Namun tak semua perjalanan manis. Perbedaan visi membuat Aneka Nada bubar pada tahun 1965. Syam dan Atjil sempat vakum, sampai suatu hari, sebuah gitar pemberian sang adik perempuan menjadi titik balik.
Lahirnya Nama “Bimbo”
Syam dan Atjil lalu mengajak adik laki-laki mereka, Jaka, untuk membentuk band baru. Mereka terus diasah, termasuk oleh sahabat dekat, FR. Pattirane, yang memperkenalkan mereka pada konsep harmoni vokal yang akan jadi ciri khas Bimbo.
Saat tampil di TVRI pada tahun 1966, grup ini belum punya nama. Sutradara TVRI, Hamid Gruno, spontan memberi nama “Bimbo”—yang berarti, “Bagus laah!” Dalam beberapa penampilan, mereka sempat memakai nama Trio Los Bimbos, kemudian disederhanakan menjadi Trio Bimbo, demi kesan lokal yang lebih kuat.
Musik mereka saat itu masih kental pengaruh Latin, karena menurut mereka, irama Latin dekat dengan rasa tembang Sunda.

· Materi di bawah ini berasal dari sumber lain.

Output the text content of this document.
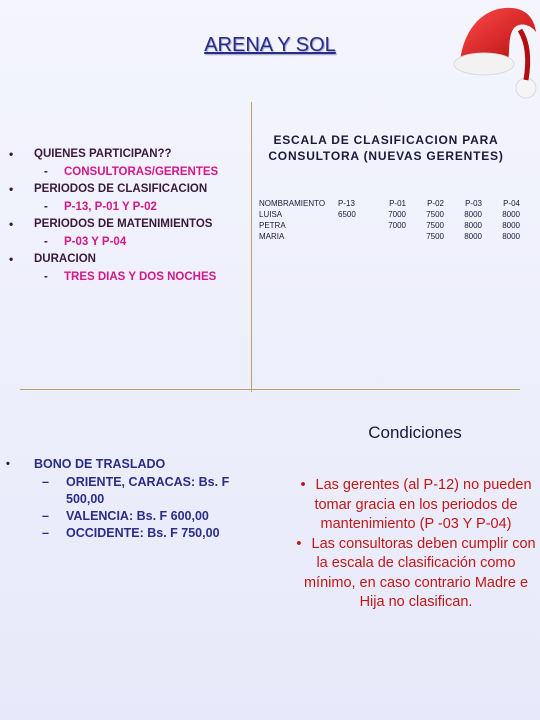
ARENA Y SOL
• QUIENES PARTICIPAN??
- CONSULTORAS/GERENTES
• PERIODOS DE CLASIFICACION
- P-13, P-01 Y P-02
• PERIODOS DE MATENIMIENTOS
- P-03 Y P-04
• DURACION
- TRES DIAS Y DOS NOCHES
ESCALA DE CLASIFICACION PARA CONSULTORA (NUEVAS GERENTES)
NOMBRAMIENTO	P-13	P-01	P-02	P-03	P-04
LUISA	6500	7000	7500	8000	8000
PETRA		7000	7500	8000	8000
MARIA			7500	8000	8000
Condiciones
• BONO DE TRASLADO
– ORIENTE, CARACAS: Bs. F 500,00
– VALENCIA: Bs. F 600,00
– OCCIDENTE: Bs. F 750,00
• Las gerentes (al P-12) no pueden tomar gracia en los periodos de mantenimiento (P -03 Y P-04)
• Las consultoras deben cumplir con la escala de clasificación como mínimo, en caso contrario Madre e Hija no clasifican.
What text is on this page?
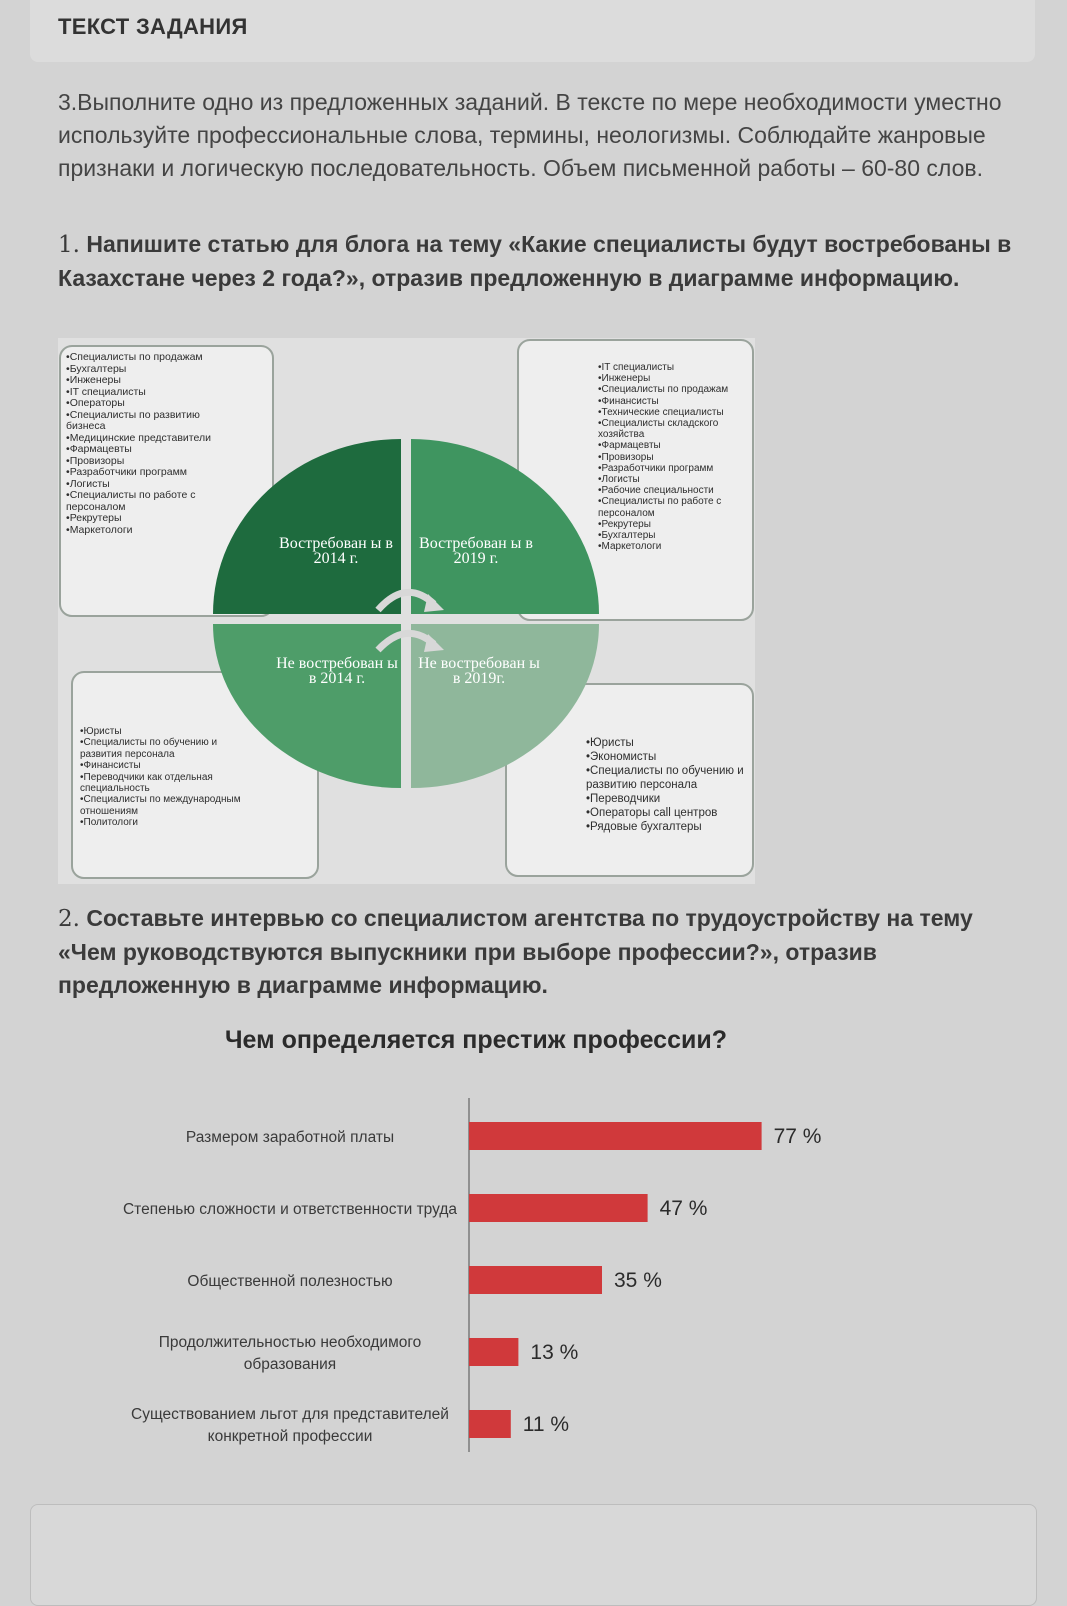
ТЕКСТ ЗАДАНИЯ
3.Выполните одно из предложенных заданий. В тексте по мере необходимости уместно используйте профессиональные слова, термины, неологизмы. Соблюдайте жанровые признаки и логическую последовательность. Объем письменной работы – 60-80 слов.
1. Напишите статью для блога на тему «Какие специалисты будут востребованы в Казахстане через 2 года?», отразив предложенную в диаграмме информацию.
Востребован ы в 2014 г.
Востребован ы в 2019 г.
Не востребован ы в 2014 г.
Не востребован ы в 2019г.
• Специалисты по продажам
• Бухгалтеры
• Инженеры
• IT специалисты
• Операторы
• Специалисты по развитию бизнеса
• Медицинские представители
• Фармацевты
• Провизоры
• Разработчики программ
• Логисты
• Специалисты по работе с персоналом
• Рекрутеры
• Маркетологи
• IT специалисты
• Инженеры
• Специалисты по продажам
• Финансисты
• Технические специалисты
• Специалисты складского хозяйства
• Фармацевты
• Провизоры
• Разработчики программ
• Логисты
• Рабочие специальности
• Специалисты по работе с персоналом
• Рекрутеры
• Бухгалтеры
• Маркетологи
• Юристы
• Специалисты по обучению и развития персонала
• Финансисты
• Переводчики как отдельная специальность
• Специалисты по международным отношениям
• Политологи
• Юристы
• Экономисты
• Специалисты по обучению и развитию персонала
• Переводчики
• Операторы call центров
• Рядовые бухгалтеры
2. Составьте интервью со специалистом агентства по трудоустройству на тему «Чем руководствуются выпускники при выборе профессии?», отразив предложенную в диаграмме информацию.
Чем определяется престиж профессии?
77 %
Размером заработной платы
47 %
Степенью сложности и ответственности труда
35 %
Общественной полезностью
13 %
Продолжительностью необходимого
образования
11 %
Существованием льгот для представителей
конкретной профессии
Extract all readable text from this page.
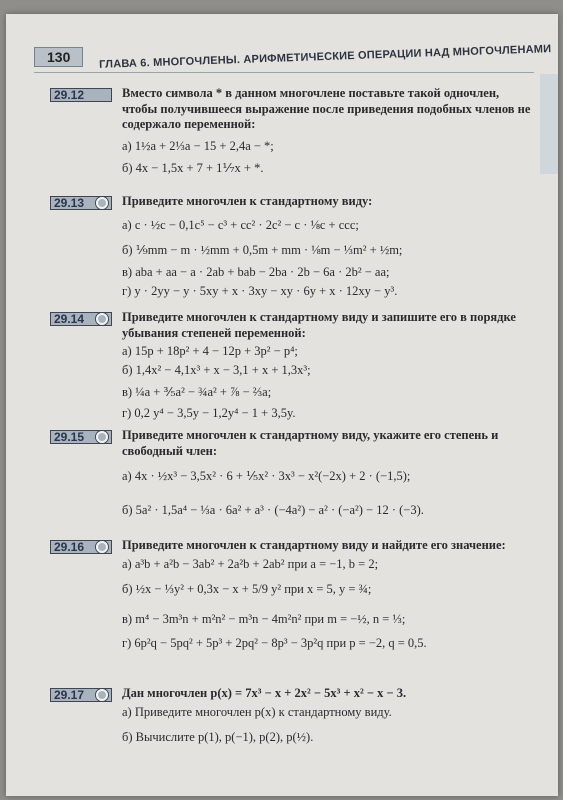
130	ГЛАВА 6. МНОГОЧЛЕНЫ. АРИФМЕТИЧЕСКИЕ ОПЕРАЦИИ НАД МНОГОЧЛЕНАМИ
29.12	Вместо символа * в данном многочлене поставьте такой одночлен, чтобы получившееся выражение после приведения подобных членов не содержало переменной:
а) 1½a + 2⅓a − 15 + 2,4a − *;
б) 4x − 1,5x + 7 + 1⅐x + *.
29.13	Приведите многочлен к стандартному виду:
а) c · ½c − 0,1c⁵ − c³ + cc² · 2c² − c · ⅛c + ccc;
б) ⅑mm − m · ½mm + 0,5m + mm · ⅛m − ⅓m² + ½m;
в) aba + aa − a · 2ab + bab − 2ba · 2b − 6a · 2b² − aa;
г) y · 2yy − y · 5xy + x · 3xy − xy · 6y + x · 12xy − y³.
29.14	Приведите многочлен к стандартному виду и запишите его в порядке убывания степеней переменной:
а) 15p + 18p² + 4 − 12p + 3p² − p⁴;
б) 1,4x² − 4,1x³ + x − 3,1 + x + 1,3x³;
в) ¼a + ⅗a² − ¾a² + ⅞ − ⅔a;
г) 0,2 y⁴ − 3,5y − 1,2y⁴ − 1 + 3,5y.
29.15	Приведите многочлен к стандартному виду, укажите его степень и свободный член:
а) 4x · ½x³ − 3,5x² · 6 + ⅕x² · 3x³ − x²(−2x) + 2 · (−1,5);
б) 5a² · 1,5a⁴ − ⅓a · 6a² + a³ · (−4a²) − a² · (−a²) − 12 · (−3).
29.16	Приведите многочлен к стандартному виду и найдите его значение:
а) a³b + a²b − 3ab² + 2a²b + 2ab² при a = −1, b = 2;
б) ½x − ⅓y² + 0,3x − x + 5/9 y² при x = 5, y = ¾;
в) m⁴ − 3m³n + m²n² − m³n − 4m²n² при m = −½, n = ⅓;
г) 6p²q − 5pq² + 5p³ + 2pq² − 8p³ − 3p²q при p = −2, q = 0,5.
29.17	Дан многочлен p(x) = 7x³ − x + 2x² − 5x³ + x² − x − 3.
а) Приведите многочлен p(x) к стандартному виду.
б) Вычислите p(1), p(−1), p(2), p(½).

Dari Singapura, Menuju Panggung Nasional
Tahun 1969, mereka mencoba menawarkan demo musik ke label Remaco, namun ditolak karena dianggap tidak lazim. Tapi tak lama, nasib membawa mereka ke Singapura. Mereka dikontrak bernyanyi selama tiga bulan di Ming Court Hotel, Orchard Road.
Sebelum kembali ke tanah air—karena Acil dan Jaka harus menyelesaikan kuliah—mereka merekam album kenangan di label Polydor (Fontana) Singapura. Di studio Kinetex, mereka dibantu dua musisi jazz ternama: Maryono (flute, saksofon) dan Mulyono (piano). Album itu memuat 12 lagu, di antaranya Melati dari Jayagiri dan Flamboyan.
Tak disangka, album itu meledak di pasaran, meski hanya dicetak terbatas. Popularitas mereka meroket. Label Remaco yang sebelumnya menolak, kini justru mengajak kerja sama.
Era Balada, Kritik, dan Doa
Tahun 1970-an, Bimbo tampil berbeda. Mereka dikenal dengan lagu-lagu balada berpola minor, bernuansa melankolis, dengan lirik puitis. Lagu-lagu seperti Melati dari Jayagiri menjadi semacam ikon perasaan kolektif masyarakat urban kala itu.
Memasuki tahun 1980-an, warna musik mereka semakin matang. Kritik sosial mulai mengalir dalam lagu seperti Antara Kabul dan Beirut, menandai kepedulian Bimbo terhadap dunia luar dan nasib kemanusiaan.
Pada dekade yang sama, Bimbo juga mulai dikenal sebagai pelopor musik religius di Indonesia. Lagu Tuhan, album Qasidah, dan Sajadah Panjang menjadi bagian dari warisan spiritual musik Nusantara.
Kolaborasi Puisi dan Suara
Kekuatan Bimbo tak hanya pada suara tiga serangkai yang harmonis, tetapi juga pada lirik yang menggugah. Mereka berkolaborasi dengan para penyair besar Indonesia seperti Wing Kardjo dan Taufiq Ismail. Melodi Bimbo adalah musik yang membaca puisi, dan puisi yang bisa dinyanyikan.
Lebih dari Sekadar Grup Musik
Hingga kini, Bimbo tetap dikenang sebagai kelompok musik yang unik: pop, religius, puitis, kritis, dan santun. Mereka tidak hanya mengisi ruang hiburan, tapi juga menyuarakan nurani, menggugah rasa, dan mengajak berpikir.
Di era serba instan dan viral, Bimbo tetap berdiri sebagai simbol keindahan yang tak lekang oleh waktu. Seperti doa yang dilantunkan dalam nada.